Chrysippus - Ethics

Ethics

Chrysippus taught that ethics depended on physics. In his Physical Theses, he stated: "for there is no other or more appropriate way of approaching the subject of good and evil on the virtues or happiness than from the nature of all things and the administration of the universe." The goal of life, said Chrysippus, is to live in accordance with one's experience of the actual course of nature. A person's individual nature is part of the nature of the whole universe, and thus life should be lived in accordance with one's own human nature as well as that of the universe. Human nature is ethical, and humanity is akin to the Divine, emanating from the primal fire or aether, which, though material, is the embodiment of reason; and people should conduct themselves accordingly. People have freedom, and this freedom consists in emancipation from irrational desires (lust, riches, position in life, domination, etc.) and in subjecting the will to reason. Chrysippus laid the greatest stress on the worth and dignity of the individual, and on the power of will.

The Stoics admitted between the good and the bad a third class of things – the indifferent (adiaphora). Of things morally indifferent, the best includes health, and riches, and honour, and the worst includes sickness and poverty. Chrysippus accepted that it was normal in ordinary usage to refer to the preferred indifferent things as "good", but the wise person, said Chrysippus, uses such things without requiring them. Practice and habit are necessary to render virtue perfect in the individual – in other words, there is such a thing as moral progress, and character has to be built up.
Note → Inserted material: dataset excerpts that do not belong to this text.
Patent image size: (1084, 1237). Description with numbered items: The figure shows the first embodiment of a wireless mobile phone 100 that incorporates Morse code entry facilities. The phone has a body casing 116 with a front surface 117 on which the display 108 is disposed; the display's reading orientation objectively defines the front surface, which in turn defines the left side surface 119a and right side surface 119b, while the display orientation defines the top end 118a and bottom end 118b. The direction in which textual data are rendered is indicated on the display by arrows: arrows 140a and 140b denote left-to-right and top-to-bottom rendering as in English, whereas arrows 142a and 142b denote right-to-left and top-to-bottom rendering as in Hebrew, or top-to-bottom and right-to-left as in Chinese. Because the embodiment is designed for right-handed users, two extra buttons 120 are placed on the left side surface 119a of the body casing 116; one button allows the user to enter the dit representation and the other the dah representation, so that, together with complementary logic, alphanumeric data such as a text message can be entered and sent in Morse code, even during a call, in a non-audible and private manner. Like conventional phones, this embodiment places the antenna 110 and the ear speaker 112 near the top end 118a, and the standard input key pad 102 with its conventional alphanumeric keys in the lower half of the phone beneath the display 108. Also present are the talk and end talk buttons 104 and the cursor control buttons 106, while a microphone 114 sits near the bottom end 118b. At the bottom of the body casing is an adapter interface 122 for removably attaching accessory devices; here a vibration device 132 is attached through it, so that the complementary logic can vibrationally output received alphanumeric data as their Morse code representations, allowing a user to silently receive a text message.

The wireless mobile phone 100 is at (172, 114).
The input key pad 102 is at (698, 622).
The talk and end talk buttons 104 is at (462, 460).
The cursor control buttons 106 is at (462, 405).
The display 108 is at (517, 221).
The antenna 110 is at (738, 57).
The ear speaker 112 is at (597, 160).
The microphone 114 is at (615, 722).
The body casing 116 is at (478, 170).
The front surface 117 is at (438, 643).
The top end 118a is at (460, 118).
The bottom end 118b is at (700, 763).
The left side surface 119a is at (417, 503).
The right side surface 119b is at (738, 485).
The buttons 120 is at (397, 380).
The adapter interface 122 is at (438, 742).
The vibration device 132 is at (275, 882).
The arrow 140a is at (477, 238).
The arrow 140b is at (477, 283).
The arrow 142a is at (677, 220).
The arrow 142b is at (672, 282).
The Stoics sought to be free of the unruly emotions, which they regarded as being contrary to nature. The passions or emotions (pathe) are the disturbing element in right judgment. Chrysippus wrote a whole book concerning the therapy of the emotions. The passions are like diseases which depress and crush the soul, thus he sought to eradicate them (apatheia). Wrong judgements turn into passions when they gather an impetus of their own, just as, when one has started running, it is difficult to stop. One cannot hope to eradicate the emotions when one is in the heat of love or anger: this can only be done when one is calm. Therefore one should prepare in advance, and deal with the emotions in the mind as if they were present. By applying reason to emotions such as greed, pride, or lust, one can understand the harm which they cause.